Team Building with Jack Landors (SPD, A Squad, #4, T)

Dec 31, 2007 01:04

characters: SPD's A Squad (Jack, Cruger)
prompt #4: first
word count: 600
rated: T (for language)
summary: The inevitable fight with Cruger is one Jack would have preferred to lose.

Team Building with Jack Landors (first)
by *Andrea

Jack didn’t expect this to go well, but right now, he didn’t care. He only allowed Cruger the semblance of privacy because there was a very slight chance that the commander would actually hear some of what he said if he wasn’t doing it in front of the entire base. A very slight chance.

“Commander,” he said, slamming the doors on the B Wing lounge with way more force than necessary. “With all due respect, you need to tell me shit like this before you do it!”

“Jack.” The way Cruger said his name made it clear that this was not a term of affection, but rather a stripping of his rank. He wasn’t even a cadet in the commander’s eyes anymore.

That was fine with him.

“Let me explain something to you,” the commander continued, eyeing him as though he were a particularly unevolved form of life. “Charlie Carrera is A Squad Red. You are an SPD dropout who voluntarily resigned his morpher and shouldn’t have clearance to be on this base, let alone Command.”

“If it had been left up to you,” Jack snapped, “Charlie would be in solitary and her team would be serving multiple life sentences for treason! They’re fucking heroes after what they went through and we failed them six ways to Sunday before they ever even got home!”

Cruger held out his hand. “The morpher,” he growled.

Jack snorted. “Yeah, right. You got me with that once. Back when I thought you cared about things like rules and honor. But now I’m pretty sure that you need me to care about those things for you, so... no.”
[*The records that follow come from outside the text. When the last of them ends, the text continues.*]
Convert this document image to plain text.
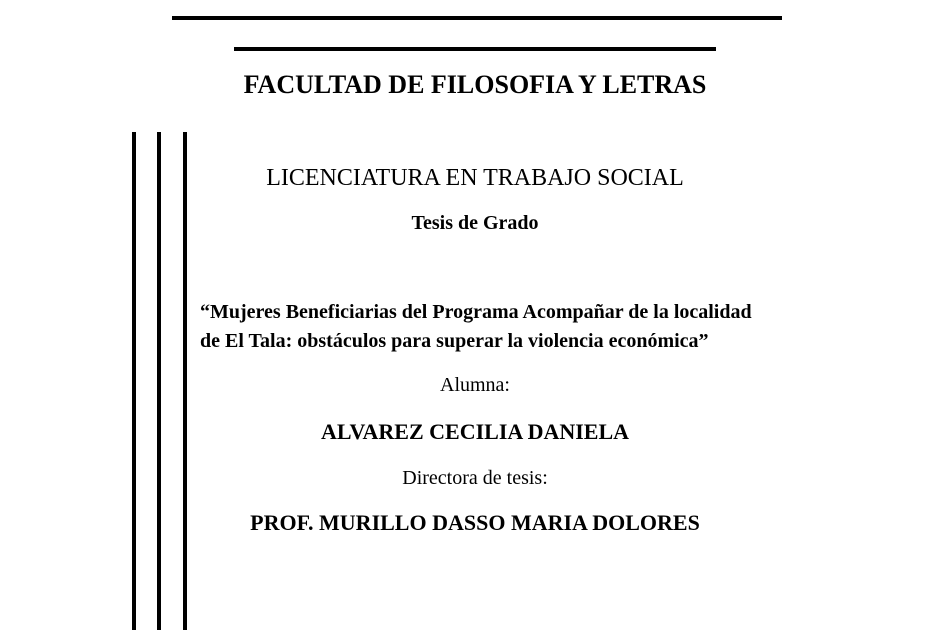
FACULTAD DE FILOSOFIA Y LETRAS
LICENCIATURA EN TRABAJO SOCIAL
Tesis de Grado
“Mujeres Beneficiarias del Programa Acompañar de la localidad
de El Tala: obstáculos para superar la violencia económica”
Alumna:
ALVAREZ CECILIA DANIELA
Directora de tesis:
PROF. MURILLO DASSO MARIA DOLORES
“I’ll have you escorted off this base,” Cruger rumbled.

“I don’t think so,” Jack told him. “And here’s why: I don’t want to be here anymore than you want me here. And you know that. But here I am, still wearing the uniform, still getting past security. Why is that, Commander?

“I think it’s because you’re distracted,” he continued. His best chance was probably to keep Cruger from talking as long as possible. “You’ve got a thousand things going on right now, and you can’t make decisions for everyone. I can’t answer to Galaxy Command, I can’t coordinate citywide, I can’t even run the base and I sure as hell can’t save your marriage.

“But you know what I can do is catch some of the spillover, the stuff you don’t get to!” He glared at a dog who looked like he was pretending he had no ears. “I can help Charlie, Commander. I know what they’ve been through; I can help them. I can keep all of your cadets safe if you let me--if you’d just talk to me, I can make sure stuff like this doesn’t go down!”

“No one is safe,” Cruger snarled. “Let go of that illusion right now. You can’t set this right just by wishing for it.”

“And you can’t fix it by ignoring it,” Jack shot back. “Stay away from Kat until you talk to your wife, Commander. She’s one of mine now--and if that out there was any indication of how you ‘set things right,’” he added, jerking his head back toward the door, “I think everyone who got between A Squad and a blast rifle tonight would appreciate you putting a little more thought into what you’re doing!”

And Cruger roared at him. “You are out of line, Cadet!”

It was “cadet” again. Jack sighed inwardly, because he hadn’t been totally sure he wanted to win this one. “Commander, I’m so far from the line, I could be in a different dimension. Do you want my help or not?” Because he did owe them: he owed all of them, he owed the organization itself for everything it had done for him, and if Cruger let him, however grudgingly, he would try to make good on his debt.

“A Squad Red,” Cruger began, making an obvious effort to rein himself in, though the words came out through gritted teeth.

“Is Charlie’s position,” Jack finished. “Believe me, the second she asks for this morpher back, it’s all hers.”

Cruger hesitated just long enough for Jack to curse silently. How far did a guy have to go to get fired around here, anyway? Did Cruger have a mom he could insult or something?

“I want your word on that,” the old dog growled at last.

“Yeah, trust me,” Jack said, rolling his eyes. “You so have it.”